I sit on the Board of Governors of the American Association of Jewish Lawyers and Jurists, went to high school and post-high school yeshivas, learned in kollel in Israel for two years after I was married, and send my children to yeshiva schools. So I am very sympathetic to religious liberties concerns.
But the MBP case is one in which the regulation at issue is not only entirely reasonable but in fact necessary to protect the religious (as well as constitutional) rights of parents to make informed choices about their child’s religious upbringing and medical care, and to protect the public health.
My clients filed a submission to the federal district court, which the lower court relied on in an extremely thorough 100-plus page opinion that examined each medical and legal issue in detail in denying the plaintiffs’ request for an injunction blocking the regulation. The court held that any right the mohel has with respect to the religious ritual is “inherently circumscribed by parents’ right to decide whether [it] is performed on their child.”
The plaintiffs have appealed that decision, and we filed a friend of the court brief to the federal court of appeals in support of the lower court’s conclusions.
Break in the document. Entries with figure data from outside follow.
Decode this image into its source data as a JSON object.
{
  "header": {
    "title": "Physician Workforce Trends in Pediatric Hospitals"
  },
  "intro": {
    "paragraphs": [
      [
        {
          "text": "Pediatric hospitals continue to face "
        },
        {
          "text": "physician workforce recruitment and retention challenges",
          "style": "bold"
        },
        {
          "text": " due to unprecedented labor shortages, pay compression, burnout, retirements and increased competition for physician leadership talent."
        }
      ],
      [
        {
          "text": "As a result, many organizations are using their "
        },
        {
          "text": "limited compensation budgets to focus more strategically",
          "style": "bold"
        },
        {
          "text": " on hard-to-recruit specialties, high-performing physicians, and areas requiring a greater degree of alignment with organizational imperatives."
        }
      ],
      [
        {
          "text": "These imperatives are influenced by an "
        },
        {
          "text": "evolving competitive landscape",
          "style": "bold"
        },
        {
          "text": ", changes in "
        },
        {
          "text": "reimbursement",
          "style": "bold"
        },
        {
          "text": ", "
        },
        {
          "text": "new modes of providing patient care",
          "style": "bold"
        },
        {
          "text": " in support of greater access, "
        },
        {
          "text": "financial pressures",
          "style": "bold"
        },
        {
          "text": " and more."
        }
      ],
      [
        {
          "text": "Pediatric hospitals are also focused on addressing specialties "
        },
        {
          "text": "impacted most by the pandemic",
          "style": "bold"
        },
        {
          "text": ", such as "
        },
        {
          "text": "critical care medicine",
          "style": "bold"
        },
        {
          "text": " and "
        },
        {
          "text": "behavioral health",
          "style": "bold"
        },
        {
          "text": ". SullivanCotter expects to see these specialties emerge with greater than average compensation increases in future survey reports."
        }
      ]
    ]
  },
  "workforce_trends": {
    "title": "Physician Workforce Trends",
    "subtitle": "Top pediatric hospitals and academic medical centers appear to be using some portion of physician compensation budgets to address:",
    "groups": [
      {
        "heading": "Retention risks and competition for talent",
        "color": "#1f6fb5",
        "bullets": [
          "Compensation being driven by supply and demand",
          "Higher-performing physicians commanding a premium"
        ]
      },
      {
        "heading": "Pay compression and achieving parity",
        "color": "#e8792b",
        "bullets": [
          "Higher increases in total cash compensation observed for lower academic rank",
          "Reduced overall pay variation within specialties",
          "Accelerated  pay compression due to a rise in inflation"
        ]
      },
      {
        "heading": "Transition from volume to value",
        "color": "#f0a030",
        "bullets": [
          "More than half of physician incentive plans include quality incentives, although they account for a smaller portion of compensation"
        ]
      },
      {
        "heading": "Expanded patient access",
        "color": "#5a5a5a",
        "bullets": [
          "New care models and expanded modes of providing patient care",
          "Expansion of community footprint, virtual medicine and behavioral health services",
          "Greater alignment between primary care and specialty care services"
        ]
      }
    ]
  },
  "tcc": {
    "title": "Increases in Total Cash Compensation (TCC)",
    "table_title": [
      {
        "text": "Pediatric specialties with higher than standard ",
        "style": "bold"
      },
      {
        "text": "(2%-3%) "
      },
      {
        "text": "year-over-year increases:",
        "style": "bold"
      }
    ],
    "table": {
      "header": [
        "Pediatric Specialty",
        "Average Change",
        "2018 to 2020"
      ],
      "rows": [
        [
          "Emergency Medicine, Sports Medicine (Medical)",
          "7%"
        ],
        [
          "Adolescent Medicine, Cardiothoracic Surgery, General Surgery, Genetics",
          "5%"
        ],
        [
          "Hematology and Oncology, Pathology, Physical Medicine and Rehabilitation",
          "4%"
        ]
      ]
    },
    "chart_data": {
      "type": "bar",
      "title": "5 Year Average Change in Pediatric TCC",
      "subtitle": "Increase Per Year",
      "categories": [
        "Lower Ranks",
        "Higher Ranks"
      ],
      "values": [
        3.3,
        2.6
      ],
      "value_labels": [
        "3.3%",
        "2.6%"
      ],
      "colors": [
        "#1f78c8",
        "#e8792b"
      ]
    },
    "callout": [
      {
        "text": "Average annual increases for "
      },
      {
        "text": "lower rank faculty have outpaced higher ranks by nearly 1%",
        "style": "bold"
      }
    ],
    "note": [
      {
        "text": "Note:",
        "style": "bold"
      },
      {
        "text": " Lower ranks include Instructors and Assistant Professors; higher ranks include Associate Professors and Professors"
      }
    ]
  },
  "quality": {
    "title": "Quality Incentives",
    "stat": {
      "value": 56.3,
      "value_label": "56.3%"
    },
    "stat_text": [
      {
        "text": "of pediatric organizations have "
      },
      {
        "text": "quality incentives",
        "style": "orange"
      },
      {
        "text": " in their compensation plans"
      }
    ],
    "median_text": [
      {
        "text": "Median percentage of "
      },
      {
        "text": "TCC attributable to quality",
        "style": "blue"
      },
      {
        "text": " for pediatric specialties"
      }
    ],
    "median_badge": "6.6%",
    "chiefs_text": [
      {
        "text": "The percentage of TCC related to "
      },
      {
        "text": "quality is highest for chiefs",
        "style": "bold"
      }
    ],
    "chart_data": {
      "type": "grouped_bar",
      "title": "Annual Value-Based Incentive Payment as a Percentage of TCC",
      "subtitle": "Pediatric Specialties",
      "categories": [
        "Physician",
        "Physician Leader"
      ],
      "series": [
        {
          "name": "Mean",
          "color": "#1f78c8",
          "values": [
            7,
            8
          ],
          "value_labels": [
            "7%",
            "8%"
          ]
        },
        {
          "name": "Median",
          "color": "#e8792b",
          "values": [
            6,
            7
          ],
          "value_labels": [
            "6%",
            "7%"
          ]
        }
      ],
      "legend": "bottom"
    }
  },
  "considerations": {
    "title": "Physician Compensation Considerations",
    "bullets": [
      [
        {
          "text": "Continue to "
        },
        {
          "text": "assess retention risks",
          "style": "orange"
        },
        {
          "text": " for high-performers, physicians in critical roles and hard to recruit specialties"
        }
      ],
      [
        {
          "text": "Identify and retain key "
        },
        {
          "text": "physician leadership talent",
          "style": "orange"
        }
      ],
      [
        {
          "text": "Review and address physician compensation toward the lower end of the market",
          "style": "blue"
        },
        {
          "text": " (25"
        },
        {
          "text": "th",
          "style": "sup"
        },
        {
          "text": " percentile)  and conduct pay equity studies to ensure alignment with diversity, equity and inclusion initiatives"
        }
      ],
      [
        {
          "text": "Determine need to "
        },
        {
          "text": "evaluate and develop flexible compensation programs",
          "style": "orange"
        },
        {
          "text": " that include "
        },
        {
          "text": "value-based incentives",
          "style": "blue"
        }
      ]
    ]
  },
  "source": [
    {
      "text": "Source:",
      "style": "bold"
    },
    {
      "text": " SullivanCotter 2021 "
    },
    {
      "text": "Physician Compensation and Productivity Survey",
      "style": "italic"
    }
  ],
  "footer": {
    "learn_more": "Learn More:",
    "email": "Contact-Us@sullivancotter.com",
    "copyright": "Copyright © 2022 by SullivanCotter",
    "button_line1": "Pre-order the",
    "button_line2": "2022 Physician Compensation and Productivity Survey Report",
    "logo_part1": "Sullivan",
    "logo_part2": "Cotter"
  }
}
In addition to the parental rights issues, the lower court found that the “letters and amicus submission from major national medical organizations . . . give us confidence that there is ‘overwhelming scientific evidence demonstrating the increased likelihood that newborns subject to direct oral suction will acquire HSV.’ ”
Simply put, and notwithstanding plaintiffs’ arguments to the contrary, the evidence is incontrovertible that infectious diseases have been transmitted through direct oral suction on numerous occasions, and that MBP increases the risk that an infant will acquire herpes simplex virus.
The evidence includes the investigations of the eleven cases of post-MBP herpes simplex virus in New York City between 2004 and 2011 noted above, two new cases of HSV following direct oral suction in New York City in the past year, and numerous peer-reviewed studies of cases outside of New York City.
For example, a study in the peer-reviewed journal Pediatrics reporting on eight such cases concluded that the connection between oral contact and HSV is strongly suggested by the “exclusive genital distribution of the lesions, timing of their appearance . . ., and absence of clinical signs and symptoms consistent with HSV infections among family members” as well as the fact that of the ritual circumcisers who agreed to be tested, all tested seropositive for disease, meaning the mohelim had been infected with HSV. Five of eight infected babies in the study experienced severe complications from HSV, including seizures and brain damage.
Two hundred years of historical data further support the straightforward proposition that direct oral suction increases the risk of transmission of HSV and other infectious diseases. Much of the historical literature is collected in a lengthy article by Dr. Shlomo Sprecher, a physician with an interest in medical history and halacha that appeared in the journal Hakirah. These include a fatal syphilis epidemic among infants in Krakow, Poland, in the early 1800s and a “spate of fatalities among the newly circumcised infants” observed by the physician in chief of the Jewish Hospital in Vienna in 1837. The doctor consulted the city’s chief rabbi, Rabbi Elazar Horowitz, and “requested authorization to substitute manually applied pressure [with gauze] . . . to accomplish the drawing out of blood instead of utilizing MBP.” This request likely arose because the Talmud requires only “metzitzah” (drawing of blood) and not “metzitzah b’peh” (drawing of blood by mouth).
After Rabbi Horowitz received approval from the Chasam Sofer (Rabbi Moses Sofer), one of the leading authorities of the day, this change was instituted in Vienna, and there were no further fatalities. The historical record includes many other examples.
Moreover, the reported cases, while independently significant, are very likely only a subset of the far larger population of infants who acquire HSV and other infectious diseases through direct oral suction. Tragically, only a few jurisdictions in the world mandate reporting of neonatal HSV.
Indeed, I was told by a pediatrician in New Jersey of a case of post-MBP herpes she was involved with that resulted in the death of the infant, but because New Jersey is not a mandatory reporting jurisdiction, this case and likely many others do not appear in the literature. Neonatal HSV also sometimes presents asymptomatically (without visible symptoms), and its symptoms are often misdiagnosed as sepsis.